The other day I was at the park, and I met some parents with two lovely children. We chatted until I needed to go, and I left feeling as though I'd connected to people in my parent's neighborhood.
I walked home and felt a little sad that this never happens to me.
Okay, well, it's a few times--so I could count on one hand. In nearly eighteen months.
Are people just less sociable than they used to be? I've been to parks several times and tried to strike up conversations with parents of kids roughly the same age as mine. Only to have it sort of fizzle. Once, I said, "Hi, I'm Heather," only to have the people look at me, then look away without responding in kind.
It's made me a little worried about underarm odor or unsightly body hair. Am I that scary?
Granted, it could be me: I'm not the most socially adept person I know. I'm that person that on the airplane makes polite conversation while really sneaking longing glances at my paperback. I get flustered when people talk to me on public transportation. That sort of thing.
But somehow, the park seems different to me. Like, well, our children might actually want to play together at some point--and it's terribly lonely being a parent sometimes. Especially a mom during the day.

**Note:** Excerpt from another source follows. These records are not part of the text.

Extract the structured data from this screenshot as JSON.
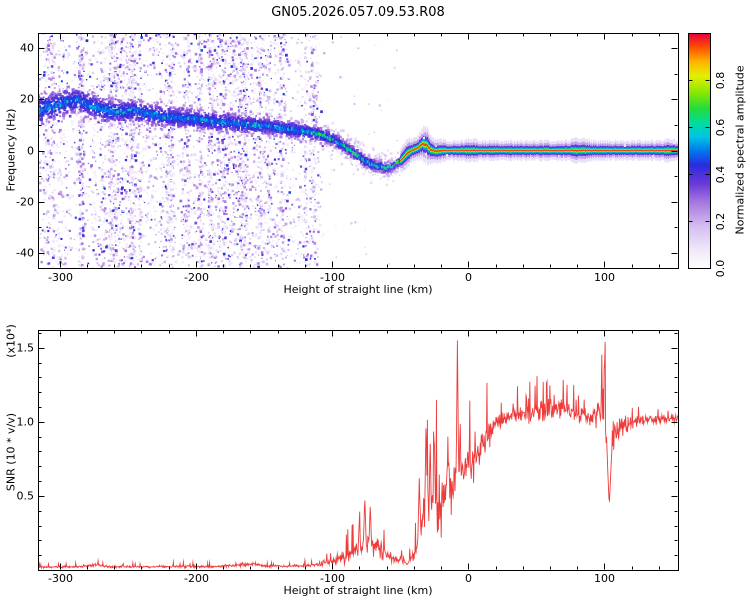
{
  "title": "GN05.2026.057.09.53.R08",
  "colors": {
    "background": "#ffffff",
    "axis": "#000000",
    "snr_line": "#ee3b3b"
  },
  "chart_data": [
    {
      "type": "heatmap",
      "name": "spectrogram",
      "xlabel": "Height of straight line (km)",
      "ylabel": "Frequency (Hz)",
      "xlim": [
        -316,
        154
      ],
      "ylim": [
        -46,
        46
      ],
      "xticks": {
        "values": [
          -300,
          -200,
          -100,
          0,
          100
        ],
        "labels": [
          "-300",
          "-200",
          "-100",
          "0",
          "100"
        ],
        "minor_step": 20
      },
      "yticks": {
        "values": [
          -40,
          -20,
          0,
          20,
          40
        ],
        "labels": [
          "-40",
          "-20",
          "0",
          "20",
          "40"
        ],
        "minor_step": 10
      },
      "colorbar": {
        "label": "Normalized spectral amplitude",
        "range": [
          0,
          1
        ],
        "ticks": {
          "values": [
            0,
            0.2,
            0.4,
            0.6,
            0.8
          ],
          "labels": [
            "0.0",
            "0.2",
            "0.4",
            "0.6",
            "0.8"
          ]
        }
      },
      "colormap": [
        [
          0.0,
          "#ffffff"
        ],
        [
          0.08,
          "#f0e8fa"
        ],
        [
          0.18,
          "#d4bdf0"
        ],
        [
          0.28,
          "#a878e0"
        ],
        [
          0.36,
          "#6a3ad8"
        ],
        [
          0.44,
          "#2b2be0"
        ],
        [
          0.5,
          "#0077ee"
        ],
        [
          0.56,
          "#00c4e4"
        ],
        [
          0.62,
          "#00dc9c"
        ],
        [
          0.68,
          "#22dc3c"
        ],
        [
          0.75,
          "#8ae800"
        ],
        [
          0.82,
          "#e6ee00"
        ],
        [
          0.88,
          "#ffb400"
        ],
        [
          0.94,
          "#ff5000"
        ],
        [
          1.0,
          "#e6003c"
        ]
      ],
      "noise_field": {
        "x_start": -316,
        "x_end": -105,
        "y_range": [
          -46,
          46
        ],
        "density_per_km": 55
      },
      "ridge": [
        [
          -316,
          16,
          9
        ],
        [
          -300,
          18,
          8
        ],
        [
          -288,
          20,
          7.5
        ],
        [
          -274,
          17,
          7
        ],
        [
          -260,
          15,
          7
        ],
        [
          -246,
          15.5,
          6.5
        ],
        [
          -232,
          14,
          6.5
        ],
        [
          -218,
          13,
          6
        ],
        [
          -204,
          12.5,
          6
        ],
        [
          -190,
          11.5,
          5.5
        ],
        [
          -176,
          11,
          5.5
        ],
        [
          -162,
          10,
          5
        ],
        [
          -148,
          9.5,
          5
        ],
        [
          -134,
          8.5,
          4.8
        ],
        [
          -120,
          7.5,
          4.5
        ],
        [
          -110,
          6.5,
          4.2
        ],
        [
          -100,
          4.5,
          4
        ],
        [
          -92,
          2,
          3.8
        ],
        [
          -84,
          -1,
          3.6
        ],
        [
          -76,
          -4,
          3.4
        ],
        [
          -68,
          -6,
          3.2
        ],
        [
          -61,
          -7,
          3
        ],
        [
          -55,
          -6,
          2.6
        ],
        [
          -50,
          -4,
          2.2
        ],
        [
          -46,
          -1.5,
          1.8
        ],
        [
          -42,
          0,
          1.4
        ],
        [
          -38,
          0.8,
          1.2
        ],
        [
          -34,
          2.6,
          1.2
        ],
        [
          -31,
          2.2,
          1.1
        ],
        [
          -28,
          0.3,
          1
        ],
        [
          -24,
          -0.4,
          1
        ],
        [
          -20,
          0,
          1
        ],
        [
          0,
          0,
          1
        ],
        [
          154,
          0,
          1
        ]
      ],
      "band_start_x": -50,
      "band_layers": [
        [
          0.1,
          3.8
        ],
        [
          0.22,
          2.6
        ],
        [
          0.38,
          1.7
        ],
        [
          0.52,
          1.15
        ],
        [
          0.62,
          0.8
        ],
        [
          0.78,
          0.5
        ],
        [
          0.95,
          0.26
        ]
      ],
      "band_widen": [
        [
          -46,
          0.55,
          4
        ],
        [
          -32,
          0.9,
          4.5
        ],
        [
          -22,
          0.25,
          4
        ],
        [
          0,
          0.15,
          6
        ],
        [
          82,
          0.3,
          7
        ],
        [
          148,
          0.15,
          5
        ]
      ]
    },
    {
      "type": "line",
      "name": "snr",
      "xlabel": "Height of straight line (km)",
      "ylabel": "SNR (10 * v/v)",
      "scale_label": "(x10⁴)",
      "xlim": [
        -316,
        154
      ],
      "ylim": [
        0,
        1.62
      ],
      "xticks": {
        "values": [
          -300,
          -200,
          -100,
          0,
          100
        ],
        "labels": [
          "-300",
          "-200",
          "-100",
          "0",
          "100"
        ],
        "minor_step": 20
      },
      "yticks": {
        "values": [
          0.5,
          1.0,
          1.5
        ],
        "labels": [
          "0.5",
          "1.0",
          "1.5"
        ],
        "minor_step": 0.1
      },
      "line_color": "#ee3b3b",
      "profile": [
        [
          -316,
          0.018,
          0.01
        ],
        [
          -290,
          0.02,
          0.012
        ],
        [
          -272,
          0.032,
          0.022
        ],
        [
          -265,
          0.022,
          0.012
        ],
        [
          -240,
          0.02,
          0.012
        ],
        [
          -220,
          0.022,
          0.014
        ],
        [
          -200,
          0.022,
          0.014
        ],
        [
          -185,
          0.02,
          0.012
        ],
        [
          -158,
          0.038,
          0.026
        ],
        [
          -148,
          0.024,
          0.014
        ],
        [
          -130,
          0.024,
          0.016
        ],
        [
          -112,
          0.03,
          0.022
        ],
        [
          -100,
          0.055,
          0.045
        ],
        [
          -90,
          0.085,
          0.075
        ],
        [
          -80,
          0.13,
          0.12
        ],
        [
          -72,
          0.17,
          0.16
        ],
        [
          -64,
          0.12,
          0.1
        ],
        [
          -56,
          0.07,
          0.05
        ],
        [
          -48,
          0.06,
          0.045
        ],
        [
          -42,
          0.07,
          0.06
        ],
        [
          -37,
          0.16,
          0.15
        ],
        [
          -33,
          0.4,
          0.34
        ],
        [
          -28,
          0.48,
          0.38
        ],
        [
          -22,
          0.42,
          0.34
        ],
        [
          -16,
          0.5,
          0.36
        ],
        [
          -10,
          0.58,
          0.4
        ],
        [
          -4,
          0.62,
          0.34
        ],
        [
          2,
          0.7,
          0.26
        ],
        [
          8,
          0.8,
          0.22
        ],
        [
          14,
          0.9,
          0.16
        ],
        [
          20,
          0.98,
          0.12
        ],
        [
          28,
          1.03,
          0.09
        ],
        [
          38,
          1.05,
          0.09
        ],
        [
          48,
          1.04,
          0.11
        ],
        [
          56,
          1.06,
          0.14
        ],
        [
          64,
          1.08,
          0.13
        ],
        [
          72,
          1.06,
          0.11
        ],
        [
          80,
          1.04,
          0.09
        ],
        [
          88,
          1.03,
          0.09
        ],
        [
          95,
          1.04,
          0.16
        ],
        [
          100,
          0.98,
          0.38
        ],
        [
          104,
          0.8,
          0.3
        ],
        [
          108,
          0.92,
          0.14
        ],
        [
          115,
          0.98,
          0.08
        ],
        [
          130,
          1.01,
          0.06
        ],
        [
          154,
          1.01,
          0.05
        ]
      ],
      "spikes": [
        [
          -80,
          0.34
        ],
        [
          -76,
          0.5
        ],
        [
          -72,
          0.44
        ],
        [
          -36,
          0.62
        ],
        [
          -31,
          1.02
        ],
        [
          -28,
          0.88
        ],
        [
          -25,
          0.96
        ],
        [
          -15,
          0.9
        ],
        [
          -8,
          1.55
        ],
        [
          -6,
          1.05
        ],
        [
          10,
          0.95
        ],
        [
          33,
          1.16
        ],
        [
          45,
          1.14
        ],
        [
          55,
          1.27
        ],
        [
          60,
          1.33
        ],
        [
          63,
          1.22
        ],
        [
          70,
          1.18
        ],
        [
          98,
          1.5
        ],
        [
          100,
          1.55
        ],
        [
          102,
          1.42
        ]
      ],
      "dips": [
        [
          103.5,
          0.44
        ],
        [
          -45,
          0.035
        ]
      ]
    }
  ]
}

Wouldn't it be good to know your neighbors? What's with people who won't even introduce themselves, or who act as though I'm stalking their children when I ask their name?
I had one other really nice conversation with someone that actually lived in my neighborhood about three months ago. Nice lady--son about my age. Her name was Amy, and she lived in my development (which is very noticeably not full of children). But I haven't seen her since. I have a feeling that I'll never see the lovely couple I met yesterday again either--after all, I'll be leaving my parent's neighborhood soon.
It's made me sad, how fragmented and isolated our communities are. How frightened people seem of eachother--even in periods of our lives where we desperately need to know people within walking (or toddling) distance.
Sad enough that I might have to do something about that halitosis. Anyone have some Tic Tacs?
2 comments:
I just read your article in BrainChild - and really enjoyed it! I never tried EC - but I love hearing about it!
And as far as meeting people you connect with - I've met two in the last ten years. There's other folks I'm friends with - but real connections are rare.
And therefore infinitely precious.
Enjoy!
I'm so with you, Heather. Thus, WMU is a savior for me. I often wonder if it's our area. If I still lived in Madison, Wisconsin (where I was for two years of g-school), would it be easier? I've found San Diego the hardest place I've ever lived to make friends. Is it stage of life, or San Diego? Or do I need Tic Tacs, too?